How should the WHO be funded instead?
It’s up to countries to step up their efforts to finance WHO, said Suzman. Last year, WHO member states agreed to increase their contributions.
Gostin also suggested WHO’s funding problems could be solved by raising their mandatory dues.
“Member states should want WHO to succeed. And WHO can only succeed if it has ample and sustainable funding,” he said.
Lee argued that while it’s important for the WHO to receive more funds, where this money comes from is equally important.

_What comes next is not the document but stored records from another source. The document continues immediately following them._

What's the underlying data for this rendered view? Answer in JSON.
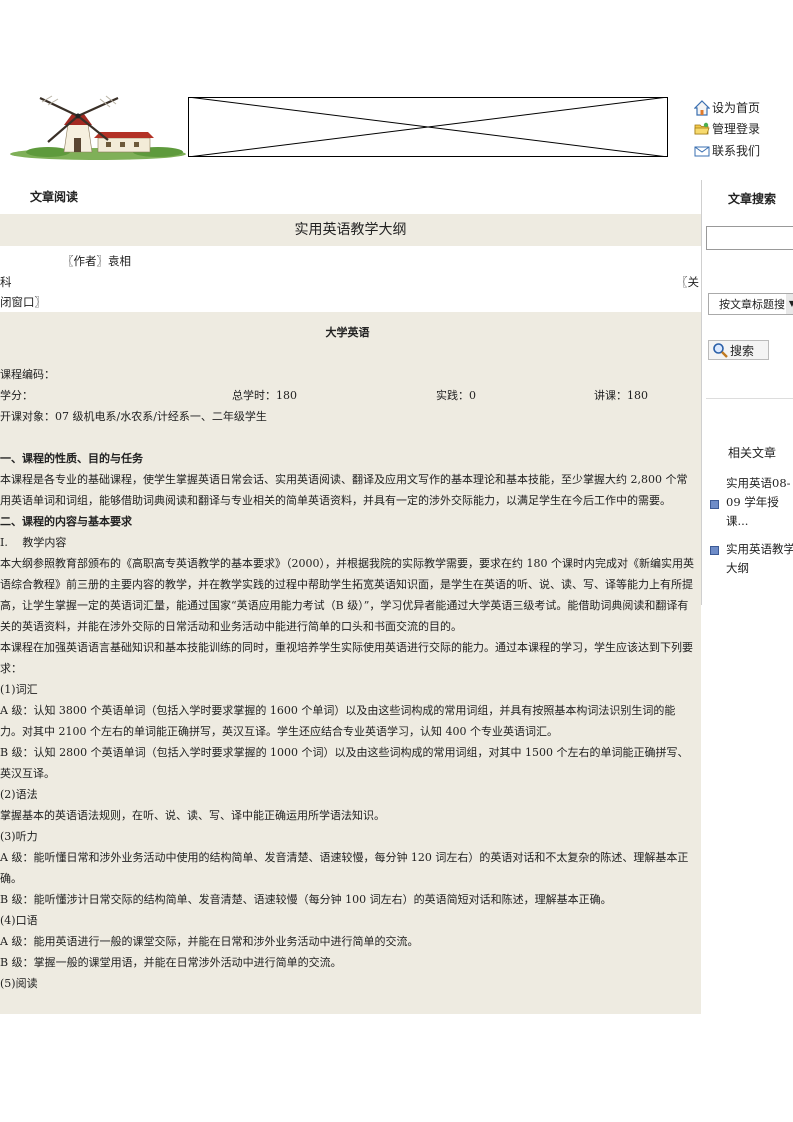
{
  "header": {
    "links": [
      {
        "label": "设为首页",
        "icon": "home-icon"
      },
      {
        "label": "管理登录",
        "icon": "folder-icon"
      },
      {
        "label": "联系我们",
        "icon": "mail-icon"
      }
    ]
  },
  "section_label": "文章阅读",
  "article": {
    "title": "实用英语教学大纲",
    "author_line": "〖作者〗袁相",
    "author_cont": "科",
    "close_a": "〖关",
    "close_b": "闭窗口〗",
    "course_title": "大学英语",
    "course_code": "课程编码：",
    "credits": "学分：",
    "total_hours": "总学时：180",
    "practice": "实践：0",
    "lecture": "讲课：180",
    "audience": "开课对象：07 级机电系/水农系/计经系一、二年级学生",
    "paragraphs": [
      {
        "text": "一、课程的性质、目的与任务",
        "bold": true,
        "gap": true
      },
      {
        "text": "本课程是各专业的基础课程，使学生掌握英语日常会话、实用英语阅读、翻译及应用文写作的基本理论和基本技能，至少掌握大约 2,800 个常用英语单词和词组，能够借助词典阅读和翻译与专业相关的简单英语资料，并具有一定的涉外交际能力，以满足学生在今后工作中的需要。"
      },
      {
        "text": "二、课程的内容与基本要求",
        "bold": true
      },
      {
        "text": "I.　 教学内容"
      },
      {
        "text": "本大纲参照教育部颁布的《高职高专英语教学的基本要求》（2000），并根据我院的实际教学需要，要求在约 180 个课时内完成对《新编实用英语综合教程》前三册的主要内容的教学，并在教学实践的过程中帮助学生拓宽英语知识面，是学生在英语的听、说、读、写、译等能力上有所提高，让学生掌握一定的英语词汇量，能通过国家“英语应用能力考试（B 级）”，学习优异者能通过大学英语三级考试。能借助词典阅读和翻译有关的英语资料，并能在涉外交际的日常活动和业务活动中能进行简单的口头和书面交流的目的。"
      },
      {
        "text": "本课程在加强英语语言基础知识和基本技能训练的同时，重视培养学生实际使用英语进行交际的能力。通过本课程的学习，学生应该达到下列要求："
      },
      {
        "text": "(1)词汇"
      },
      {
        "text": "A 级：认知 3800 个英语单词（包括入学时要求掌握的 1600 个单词）以及由这些词构成的常用词组，并具有按照基本构词法识别生词的能力。对其中 2100 个左右的单词能正确拼写，英汉互译。学生还应结合专业英语学习，认知 400 个专业英语词汇。"
      },
      {
        "text": "B 级：认知 2800 个英语单词（包括入学时要求掌握的 1000 个词）以及由这些词构成的常用词组，对其中 1500 个左右的单词能正确拼写、英汉互译。"
      },
      {
        "text": "(2)语法"
      },
      {
        "text": "掌握基本的英语语法规则，在听、说、读、写、译中能正确运用所学语法知识。"
      },
      {
        "text": "(3)听力"
      },
      {
        "text": "A 级：能听懂日常和涉外业务活动中使用的结构简单、发音清楚、语速较慢，每分钟 120 词左右）的英语对话和不太复杂的陈述、理解基本正确。"
      },
      {
        "text": "B 级：能听懂涉计日常交际的结构简单、发音清楚、语速较慢（每分钟 100 词左右）的英语简短对话和陈述，理解基本正确。"
      },
      {
        "text": "(4)口语"
      },
      {
        "text": "A 级：能用英语进行一般的课堂交际，并能在日常和涉外业务活动中进行简单的交流。"
      },
      {
        "text": "B 级：掌握一般的课堂用语，并能在日常涉外活动中进行简单的交流。"
      },
      {
        "text": "(5)阅读"
      }
    ]
  },
  "sidebar": {
    "title": "文章搜索",
    "select_value": "按文章标题搜",
    "search_button": "搜索",
    "related_title": "相关文章",
    "related": [
      {
        "label": "实用英语08-09 学年授课..."
      },
      {
        "label": "实用英语教学大纲"
      }
    ]
  },
  "colors": {
    "content_bg": "#eeebe1",
    "bullet": "#6e8cc8"
  }
}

“We have to begin with a frank discussion about what we need from a truly global health organisation in the 21st century. WHO was designed for the postwar period of the mid-20th century. The world has changed a great deal since,” she said.
For Lee, it’s time to ask ourselves what kind of global health body we need in a post-pandemic world: “What laws, decision-making bodies, enforcement mechanisms, and funding do we need to keep us all safe and well? What powers does this global health organisation need to do its job?”
She argued that WHO needs to break its reliance on voluntary contributions and should instead be funded through various taxes designed to fund a healthier, pandemic-free world.
“Transport, hospitality, education, professional sports, the financial markets, trading systems, services and so on that benefit from a pandemic-free world could all allocate a small amount towards sustaining WHO,” she said.
“After all, it would be in their interests, and in all our interests, to prevent the kind of large-scale disruptions we have seen over the past three years. It would be money well spent”.